Of course, another solution would be to have no titles at all. Erickson suggests: “We can just use names – I mean we did for centuries. Titles are hardly necessary – it's just a cultural habit.” This could provide a welcome solution for many people whose gender identities don’t match those they were assigned with at birth, too. “If you're non-binary, that sort of gendered language always causes problems”, says Jamie Pallas, a communications and project officer for Gendered Intelligence, an organisation that aims to increase understanding of gender diversity.

But, equally, some trans people view titles as a positive thing. “They let people give a signal to the world about how they identify,” Pallas adds. As a trans man, Pallas uses “Mr” himself, but has friends who use the gender neutral “Mx”.

And with titles looking set to stay for the foreseeable, Sheila Michaels’ equal alternative for women surely deserves more airtime. For Erickson, in today’s society it’s a no-brainer. “I'm technically ‘Dr’,” she admits, “but I use ‘Ms’ wherever possible instead to make sure that it gets widespread coverage.”

“Speaking of coverage, do we need another ‘Ms’ campaign?”, I ask Erickson. “Hmm.
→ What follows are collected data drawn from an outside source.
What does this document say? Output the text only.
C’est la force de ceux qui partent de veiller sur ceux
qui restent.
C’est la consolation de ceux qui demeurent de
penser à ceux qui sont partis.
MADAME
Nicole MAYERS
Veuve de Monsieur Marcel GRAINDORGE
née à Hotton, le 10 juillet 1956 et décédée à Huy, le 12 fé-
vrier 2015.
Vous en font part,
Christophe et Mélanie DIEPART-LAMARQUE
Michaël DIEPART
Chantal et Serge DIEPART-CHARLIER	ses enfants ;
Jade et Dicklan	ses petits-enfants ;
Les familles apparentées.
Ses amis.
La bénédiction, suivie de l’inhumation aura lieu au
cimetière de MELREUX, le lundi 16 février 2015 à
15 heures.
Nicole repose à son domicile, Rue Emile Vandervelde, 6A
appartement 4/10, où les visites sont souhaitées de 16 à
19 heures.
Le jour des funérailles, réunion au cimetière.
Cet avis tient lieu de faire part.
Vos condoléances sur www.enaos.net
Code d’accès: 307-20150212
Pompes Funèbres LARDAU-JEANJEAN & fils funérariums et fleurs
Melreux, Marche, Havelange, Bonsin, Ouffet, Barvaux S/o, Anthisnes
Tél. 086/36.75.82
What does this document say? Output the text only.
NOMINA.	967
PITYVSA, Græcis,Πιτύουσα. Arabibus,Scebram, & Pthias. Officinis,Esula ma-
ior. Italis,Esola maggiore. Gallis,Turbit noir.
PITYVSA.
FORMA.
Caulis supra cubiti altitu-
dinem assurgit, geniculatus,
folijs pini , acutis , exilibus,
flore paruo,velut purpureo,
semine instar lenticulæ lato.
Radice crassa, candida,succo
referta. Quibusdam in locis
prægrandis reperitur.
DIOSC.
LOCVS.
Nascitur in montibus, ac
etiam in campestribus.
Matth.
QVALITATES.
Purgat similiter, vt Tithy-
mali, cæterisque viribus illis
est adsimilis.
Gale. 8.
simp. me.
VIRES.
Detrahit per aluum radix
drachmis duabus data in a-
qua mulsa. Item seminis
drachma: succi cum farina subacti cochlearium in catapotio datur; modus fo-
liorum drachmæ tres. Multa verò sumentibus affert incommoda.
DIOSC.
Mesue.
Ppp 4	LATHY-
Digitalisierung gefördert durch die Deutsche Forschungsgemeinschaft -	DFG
It could be interesting,” she replies. “The main opinion-formers here are the news media, so getting them to use ‘Ms’ as standard unless requested otherwise will have the biggest impact.” This was certainly true of Michaels' campaign, which gained serious ground after making it on to the front cover of The New York Times in 1986.

Meanwhile, those of us who believe that Michaels’ vision is still worth fighting for can all do our bit – at home, at work and when dealing with officious bank clerks, too.